Gnudi avec Petit Manseng

«Lorsque vous cuisinez, vous êtes attiré par les choses qui ont une place dans votre cœur», observe Haidar Karoum. Et pourtant, il croit qu'une approche réflexive du confort ne vous mènera que si loin: «La moitié du plaisir est de pouvoir explorer différentes cuisines.»

La place heureuse de Karoum est dans le pont entre les deux modes. Son restaurant à Washington, D.C., Chloé, propose un menu global mêlant diverses traditions. Il y a de la pistache dans la pâte, du labneh dans les choux de Bruxelles, de la sauce chili-lime avec le poulet rôti, et du pappadam, du fenugrec et de la noix de coco aux côtés de la morue. Le houmous peut traditionnellement être servi avec du pita, mais il s'avère également excellent avec le naan.

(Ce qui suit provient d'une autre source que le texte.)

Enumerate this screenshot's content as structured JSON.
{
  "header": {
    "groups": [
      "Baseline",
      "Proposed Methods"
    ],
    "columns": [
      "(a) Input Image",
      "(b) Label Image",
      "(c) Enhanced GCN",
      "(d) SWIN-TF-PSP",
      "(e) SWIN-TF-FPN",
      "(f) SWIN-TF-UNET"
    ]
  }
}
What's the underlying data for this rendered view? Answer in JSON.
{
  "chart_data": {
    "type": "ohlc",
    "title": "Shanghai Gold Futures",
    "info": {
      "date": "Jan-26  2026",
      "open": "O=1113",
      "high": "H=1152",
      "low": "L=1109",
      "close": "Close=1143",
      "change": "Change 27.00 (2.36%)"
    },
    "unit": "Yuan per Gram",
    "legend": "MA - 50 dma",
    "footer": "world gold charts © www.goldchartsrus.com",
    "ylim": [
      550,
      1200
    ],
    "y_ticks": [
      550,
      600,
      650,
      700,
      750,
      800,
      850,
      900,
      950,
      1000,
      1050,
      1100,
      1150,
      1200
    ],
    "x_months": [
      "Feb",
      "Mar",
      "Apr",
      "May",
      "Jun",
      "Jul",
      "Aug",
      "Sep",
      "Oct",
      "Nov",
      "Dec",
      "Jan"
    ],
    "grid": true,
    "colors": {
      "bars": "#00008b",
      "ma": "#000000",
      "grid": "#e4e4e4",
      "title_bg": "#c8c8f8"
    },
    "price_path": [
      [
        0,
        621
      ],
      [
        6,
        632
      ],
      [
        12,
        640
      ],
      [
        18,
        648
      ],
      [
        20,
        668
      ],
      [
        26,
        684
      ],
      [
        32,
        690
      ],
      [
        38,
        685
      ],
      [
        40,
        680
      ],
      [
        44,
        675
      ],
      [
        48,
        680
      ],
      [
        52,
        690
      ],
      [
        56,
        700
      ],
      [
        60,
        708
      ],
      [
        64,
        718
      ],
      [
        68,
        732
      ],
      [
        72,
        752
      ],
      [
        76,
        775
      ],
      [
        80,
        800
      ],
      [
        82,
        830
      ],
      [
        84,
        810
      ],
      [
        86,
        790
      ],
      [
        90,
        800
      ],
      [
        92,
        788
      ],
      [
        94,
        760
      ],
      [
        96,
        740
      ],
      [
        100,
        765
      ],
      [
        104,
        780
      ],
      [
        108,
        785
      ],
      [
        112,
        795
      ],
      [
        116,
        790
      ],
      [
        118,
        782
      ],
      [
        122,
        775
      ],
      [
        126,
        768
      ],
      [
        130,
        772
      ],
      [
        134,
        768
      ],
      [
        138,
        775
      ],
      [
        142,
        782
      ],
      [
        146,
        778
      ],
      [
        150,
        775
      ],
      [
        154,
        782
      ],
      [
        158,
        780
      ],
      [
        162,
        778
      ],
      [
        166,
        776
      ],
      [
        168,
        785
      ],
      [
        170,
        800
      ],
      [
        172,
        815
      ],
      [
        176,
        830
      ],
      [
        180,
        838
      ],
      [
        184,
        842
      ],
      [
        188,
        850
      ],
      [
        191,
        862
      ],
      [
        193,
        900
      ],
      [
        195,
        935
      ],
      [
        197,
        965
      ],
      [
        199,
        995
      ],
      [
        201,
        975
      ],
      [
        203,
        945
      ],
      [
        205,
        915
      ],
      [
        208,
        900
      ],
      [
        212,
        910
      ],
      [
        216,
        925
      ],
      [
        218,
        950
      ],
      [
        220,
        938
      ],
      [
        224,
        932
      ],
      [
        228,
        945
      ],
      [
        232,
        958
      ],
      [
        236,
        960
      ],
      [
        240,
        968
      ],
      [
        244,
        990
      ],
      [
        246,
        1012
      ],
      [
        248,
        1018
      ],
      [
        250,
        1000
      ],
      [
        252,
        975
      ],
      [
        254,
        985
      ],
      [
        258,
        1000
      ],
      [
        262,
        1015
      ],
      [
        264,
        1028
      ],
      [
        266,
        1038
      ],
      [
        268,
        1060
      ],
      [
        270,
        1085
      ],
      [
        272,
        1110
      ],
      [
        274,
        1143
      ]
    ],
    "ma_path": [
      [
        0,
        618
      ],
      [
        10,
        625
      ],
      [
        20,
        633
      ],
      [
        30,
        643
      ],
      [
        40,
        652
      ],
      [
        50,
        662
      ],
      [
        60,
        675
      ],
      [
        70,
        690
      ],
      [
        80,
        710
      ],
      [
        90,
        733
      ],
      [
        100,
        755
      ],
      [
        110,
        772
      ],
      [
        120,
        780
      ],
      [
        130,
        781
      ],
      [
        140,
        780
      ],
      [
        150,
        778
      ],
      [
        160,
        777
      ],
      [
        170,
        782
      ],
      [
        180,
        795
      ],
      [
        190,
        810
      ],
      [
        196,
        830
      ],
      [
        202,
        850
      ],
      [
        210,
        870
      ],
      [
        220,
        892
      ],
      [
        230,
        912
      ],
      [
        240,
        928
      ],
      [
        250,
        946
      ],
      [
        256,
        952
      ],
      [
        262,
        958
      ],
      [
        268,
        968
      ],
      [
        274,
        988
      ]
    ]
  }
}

Ayant grandi à Washington en tant qu'Américain de première génération, Karoum connaissait et aimait la nourriture de son père libanais, un cuisinier passionné, ainsi que celle de sa mère irlandaise, et a vu l'opportunité d'essayer des plats au-delà de sa cuisine maison comme une invitation à aventure. 'Je serais ravi d'aller chez un ami pour une soirée pyjama parce que je pourrais manger de la nourriture américaine', se souvient-il. Il a également beaucoup voyagé en dehors des États-Unis avec sa famille.

La cuisine libanaise Karoum a grandi sur des points communs avec les aliments grecs et une grande partie du Croissant fertile, mais même plus loin, «la cuisine libanaise est très similaire à beaucoup de cuisines du bassin méditerranéen», dit-il.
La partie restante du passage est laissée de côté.